While I was waiting for Old Salt, I picked swivels and beanies out of the coral and dropped them in the man's bucket. 

We set the rivermouth just past the angler, and then ventured out past where Unruly and Nails were setting their nets to put out some four and a half inch mesh. I chugged through the waters, the motor cavitating over wind waves and getting stuck in sandbars, past the trees swept down in floods past and covered in domes of coral, looking like lines of stromatolite school kids on a glass-off footpath. The tide is low in the inlet, lower than sea level. I could have stood in the water and held up the cork line. Old Salt stood at the bow looking for floats or nets or buoys.

We set out by the red sandstone cliffs. On the eastern end of the inlet there is a sand bar and beyond it the open sea roars and roars. I saw Unruly's boat heading back from the bar and stop beside Nails'. They had some kind of mid inlet discussion. Then he motored over to us, fast. He headed straight for the dinghy and swerved at the last moment, sidling into our gunwale with barely a wake.

I wish I'd had a camera to photograph this image: Unruly in his orange wet weather gear, a bluff, tall, strawberry blonde man with a craggy, cracked face, standing in his aluminium flattie and holding up two of the biggest sea mullet I've ever seen. These fish were as big as salmon, silver and gleaming in his hands and his grin was ecstatic. "Got them twenny minutes after I set net, Old Salt," Unruly always talks slow. "Looks good for the mornin'."

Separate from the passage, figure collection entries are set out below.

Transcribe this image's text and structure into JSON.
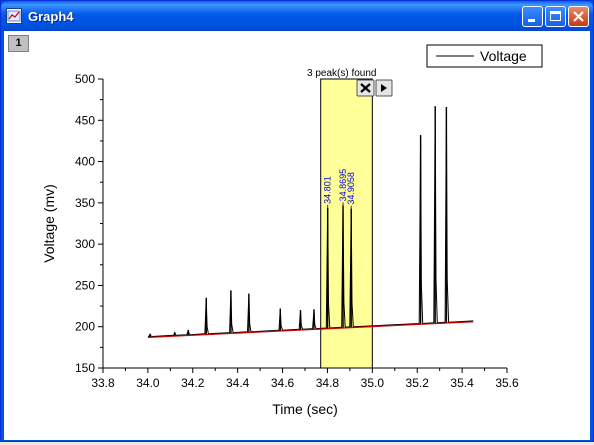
{
  "window": {
    "title": "Graph4",
    "layer_label": "1"
  },
  "chart_data": {
    "type": "line",
    "xlabel": "Time (sec)",
    "ylabel": "Voltage (mv)",
    "xlim": [
      33.8,
      35.6
    ],
    "ylim": [
      150,
      500
    ],
    "x_ticks": [
      "33.8",
      "34.0",
      "34.2",
      "34.4",
      "34.6",
      "34.8",
      "35.0",
      "35.2",
      "35.4",
      "35.6"
    ],
    "y_ticks": [
      "150",
      "200",
      "250",
      "300",
      "350",
      "400",
      "450",
      "500"
    ],
    "legend": {
      "label": "Voltage",
      "position": "top-right"
    },
    "baseline": {
      "x": [
        34.0,
        35.45
      ],
      "y": [
        187,
        206
      ],
      "color": "#cc0000"
    },
    "series": [
      {
        "name": "Voltage",
        "color": "#000000",
        "peaks": [
          {
            "x": 34.01,
            "y": 191
          },
          {
            "x": 34.12,
            "y": 193
          },
          {
            "x": 34.18,
            "y": 196
          },
          {
            "x": 34.26,
            "y": 235
          },
          {
            "x": 34.37,
            "y": 244
          },
          {
            "x": 34.45,
            "y": 240
          },
          {
            "x": 34.59,
            "y": 222
          },
          {
            "x": 34.68,
            "y": 220
          },
          {
            "x": 34.74,
            "y": 221
          },
          {
            "x": 34.801,
            "y": 344
          },
          {
            "x": 34.8695,
            "y": 347
          },
          {
            "x": 34.9058,
            "y": 343
          },
          {
            "x": 35.215,
            "y": 432
          },
          {
            "x": 35.28,
            "y": 467
          },
          {
            "x": 35.33,
            "y": 466
          }
        ]
      }
    ],
    "peak_labels": [
      "34.801",
      "34.8695",
      "34.9058"
    ],
    "roi": {
      "x": [
        34.77,
        35.0
      ],
      "color": "#ffff99",
      "label": "3 peak(s) found"
    }
  },
  "colors": {
    "titlebar": "#0054e3",
    "roi_fill": "#ffff99",
    "peak_label": "#0000cc",
    "baseline": "#cc0000"
  },
  "icons": {
    "roi_close": "close-icon",
    "roi_next": "arrow-right-icon"
  }
}
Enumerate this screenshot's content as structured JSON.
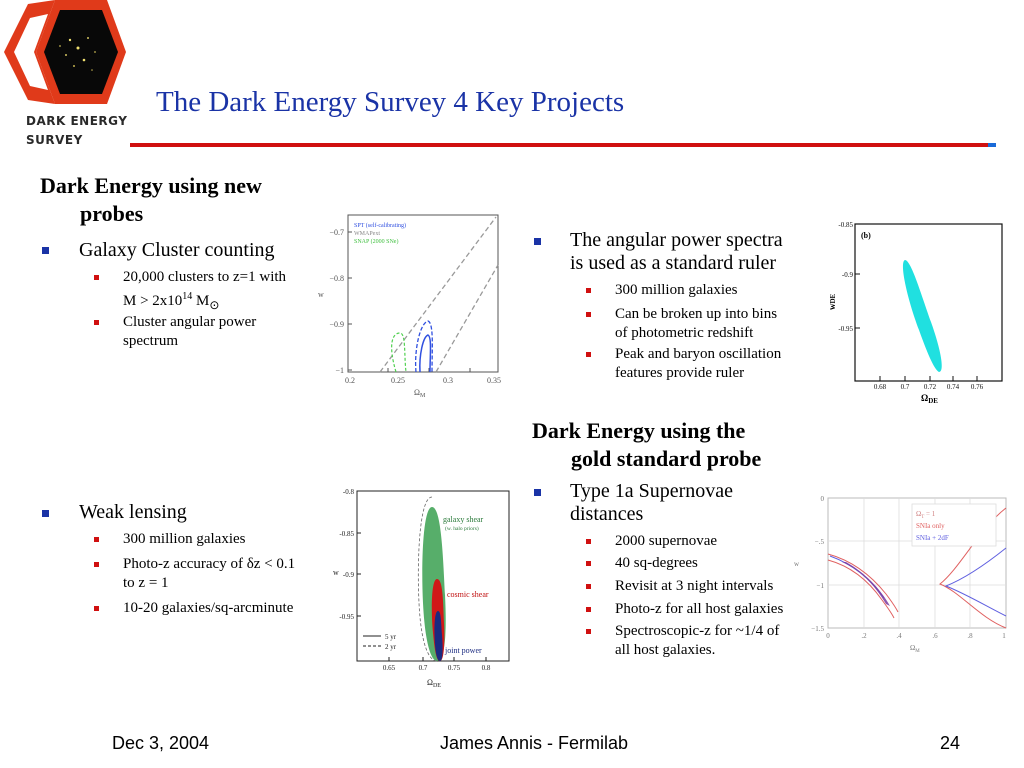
{
  "logo": {
    "line1": "DARK ENERGY",
    "line2": "SURVEY"
  },
  "title": "The Dark Energy Survey 4 Key Projects",
  "left": {
    "heading_line1": "Dark Energy using new",
    "heading_line2": "probes",
    "cluster": {
      "label": "Galaxy Cluster counting",
      "sub1_line1": "20,000 clusters to z=1 with",
      "sub1_line2_pre": "M > 2x10",
      "sub1_sup": "14",
      "sub1_unit": " M",
      "sub1_sun": "⊙",
      "sub2_line1": "Cluster angular power",
      "sub2_line2": "spectrum"
    },
    "weak": {
      "label": "Weak lensing",
      "sub1": "300 million galaxies",
      "sub2_line1_pre": "Photo-z accuracy of ",
      "sub2_delta": "δ",
      "sub2_line1_post": "z < 0.1",
      "sub2_line2": "to z = 1",
      "sub3": "10-20 galaxies/sq-arcminute"
    }
  },
  "right": {
    "angular": {
      "label_line1": "The angular power spectra",
      "label_line2": "is used as a standard ruler",
      "sub1": "300 million galaxies",
      "sub2_line1": "Can be broken up into bins",
      "sub2_line2": "of photometric redshift",
      "sub3_line1": "Peak and baryon oscillation",
      "sub3_line2": "features provide ruler"
    },
    "heading_line1": "Dark Energy using the",
    "heading_line2": "gold standard probe",
    "sn": {
      "label_line1": "Type 1a Supernovae",
      "label_line2": "distances",
      "sub1": "2000 supernovae",
      "sub2": "40 sq-degrees",
      "sub3": "Revisit at 3 night intervals",
      "sub4": "Photo-z for all host galaxies",
      "sub5_line1": "Spectroscopic-z for ~1/4 of",
      "sub5_line2": "all host galaxies."
    }
  },
  "footer": {
    "date": "Dec 3, 2004",
    "author": "James Annis - Fermilab",
    "page": "24"
  },
  "plot1": {
    "legend1": "SPT (self-calibrating)",
    "legend2": "WMAPext",
    "legend3": "SNAP (2000 SNe)",
    "ylabel": "w",
    "xlabel": "Ω",
    "xlabel_sub": "M",
    "yticks": [
      "−0.7",
      "−0.8",
      "−0.9",
      "−1"
    ],
    "xticks": [
      "0.2",
      "0.25",
      "0.3",
      "0.35"
    ],
    "colors": {
      "spt": "#3050e0",
      "wmap": "#999999",
      "snap": "#40c040"
    }
  },
  "plot2": {
    "panel_label": "(b)",
    "ylabel": "w",
    "ylabel_sub": "DE",
    "xlabel": "Ω",
    "xlabel_sub": "DE",
    "yticks": [
      "-0.85",
      "-0.9",
      "-0.95"
    ],
    "xticks": [
      "0.68",
      "0.7",
      "0.72",
      "0.74",
      "0.76"
    ],
    "colors": {
      "fill": "#20e0e0"
    }
  },
  "plot3": {
    "ylabel": "w",
    "xlabel": "Ω",
    "xlabel_sub": "DE",
    "yticks": [
      "-0.8",
      "-0.85",
      "-0.9",
      "-0.95"
    ],
    "xticks": [
      "0.65",
      "0.7",
      "0.75",
      "0.8"
    ],
    "label_galaxy": "galaxy shear",
    "label_galaxy_sub": "(w. halo priors)",
    "label_cosmic": "cosmic shear",
    "label_joint": "joint power",
    "legend1": "5 yr",
    "legend2": "2 yr",
    "colors": {
      "galaxy": "#3aa050",
      "cosmic": "#d01818",
      "joint": "#1a2a80"
    }
  },
  "plot4": {
    "legend1": "Ω",
    "legend1_sub": "T",
    "legend1_post": " = 1",
    "legend2": "SNIa only",
    "legend3": "SNIa + 2dF",
    "ylabel": "w",
    "xlabel": "Ω",
    "xlabel_sub": "M",
    "yticks": [
      "0",
      "−.5",
      "−1",
      "−1.5"
    ],
    "xticks": [
      "0",
      ".2",
      ".4",
      ".6",
      ".8",
      "1"
    ],
    "colors": {
      "red": "#e06060",
      "blue": "#6060e0",
      "purple": "#7a3aa0"
    }
  }
}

We are back at Pallinup, I thought, fishing for Pallinup mullet. This is gold.

Tuesday, May 1, 2012

Long Memory


“At Busselton the melok – salmon trout – was represented by one old man, who sang for me the melok songs of the spawning season while he imitated the movements of the great spate, 
and told me the legend of huge cannibal dogs that daily hunted human flesh, carrying men in their mouths to their lair. This legend attained a curious significance when fossil bones of a flesh eating sthenurus were discovered in the Margaret River caves in the vicinity."

Daisy Bates, My Natives and I, Hesperian Press, Western Australia, 2004, p. 69.